The output of the queries is shown below. As you can see, first three are similar to the MySQL/Prevayler/JGraphT version described in my earlier posts. The last one is a dump of a named node, may be useful if we want to build a browsing tool.

 1
 2
 3
 4
 5
 6
 7
 8
 9
10
11
12
13
14
15
16
17
18
19
20
21
22
23
24
25
query> where is LoireRegion?
FrenchRegion

query> what regions are in USRegion?
TexasRegion
CaliforniaRegion

query> what are Sweet wines?
WhitehallLanePrimavera
SchlossVolradTrochenbierenausleseRiesling
SchlossRothermelTrochenbierenausleseRiesling

query> show neighbors for SchlossVolradTrochenbierenausleseRiesling?
--- HAS_BODY ---
Full
--- HAS_FLAVOR ---
Moderate
--- HAS_MAKER ---
SchlossVolrad
--- HAS_SUGAR ---
Sweet
--- IS_INSTANCE_OF ---
SweetRiesling
--- LOCATED_IN ---
GermanyRegion

I have barely scratched the surface of the Jena API with this, but I think I have exercised quite a bit of the Neo4J API, and I was quite impressed with the latter.

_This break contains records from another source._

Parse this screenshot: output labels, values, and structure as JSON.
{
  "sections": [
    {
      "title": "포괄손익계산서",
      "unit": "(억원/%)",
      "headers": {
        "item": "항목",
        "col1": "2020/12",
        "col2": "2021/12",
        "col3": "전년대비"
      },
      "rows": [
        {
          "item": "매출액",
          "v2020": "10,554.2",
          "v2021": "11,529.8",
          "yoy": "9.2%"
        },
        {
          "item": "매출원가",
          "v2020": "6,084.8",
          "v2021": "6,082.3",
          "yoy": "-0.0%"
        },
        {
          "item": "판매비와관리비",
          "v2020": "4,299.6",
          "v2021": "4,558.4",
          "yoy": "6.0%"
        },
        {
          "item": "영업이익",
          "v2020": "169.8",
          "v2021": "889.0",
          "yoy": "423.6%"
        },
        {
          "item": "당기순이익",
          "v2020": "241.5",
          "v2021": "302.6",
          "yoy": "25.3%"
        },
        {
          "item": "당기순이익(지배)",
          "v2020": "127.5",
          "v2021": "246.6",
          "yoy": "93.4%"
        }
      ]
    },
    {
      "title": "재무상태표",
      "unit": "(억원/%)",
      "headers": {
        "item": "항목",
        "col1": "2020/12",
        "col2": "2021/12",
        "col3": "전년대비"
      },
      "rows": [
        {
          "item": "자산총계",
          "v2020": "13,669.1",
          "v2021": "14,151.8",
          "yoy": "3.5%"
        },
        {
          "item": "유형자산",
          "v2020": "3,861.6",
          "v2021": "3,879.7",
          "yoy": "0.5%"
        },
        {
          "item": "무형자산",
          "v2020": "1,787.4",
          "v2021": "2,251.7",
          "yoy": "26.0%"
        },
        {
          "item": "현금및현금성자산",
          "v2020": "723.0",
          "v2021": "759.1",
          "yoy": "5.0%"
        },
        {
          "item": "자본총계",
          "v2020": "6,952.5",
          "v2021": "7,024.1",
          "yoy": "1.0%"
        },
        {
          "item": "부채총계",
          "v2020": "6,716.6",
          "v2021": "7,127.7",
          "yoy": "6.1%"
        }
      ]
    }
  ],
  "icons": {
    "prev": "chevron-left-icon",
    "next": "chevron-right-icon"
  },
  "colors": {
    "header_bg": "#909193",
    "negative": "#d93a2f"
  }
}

One thing I would have liked to have is support for weighted relationships in the Traverser mechanism, so I could sort the relationships by weight, in case of multiple relationships.

My dataset is too small for me to form any opinion about performance and stability, but now that I am familiar with the API, I plan to use Neo4J to hold a (much) larger dataset to see how it compares against our current architecture of RDBMS and serialized graph.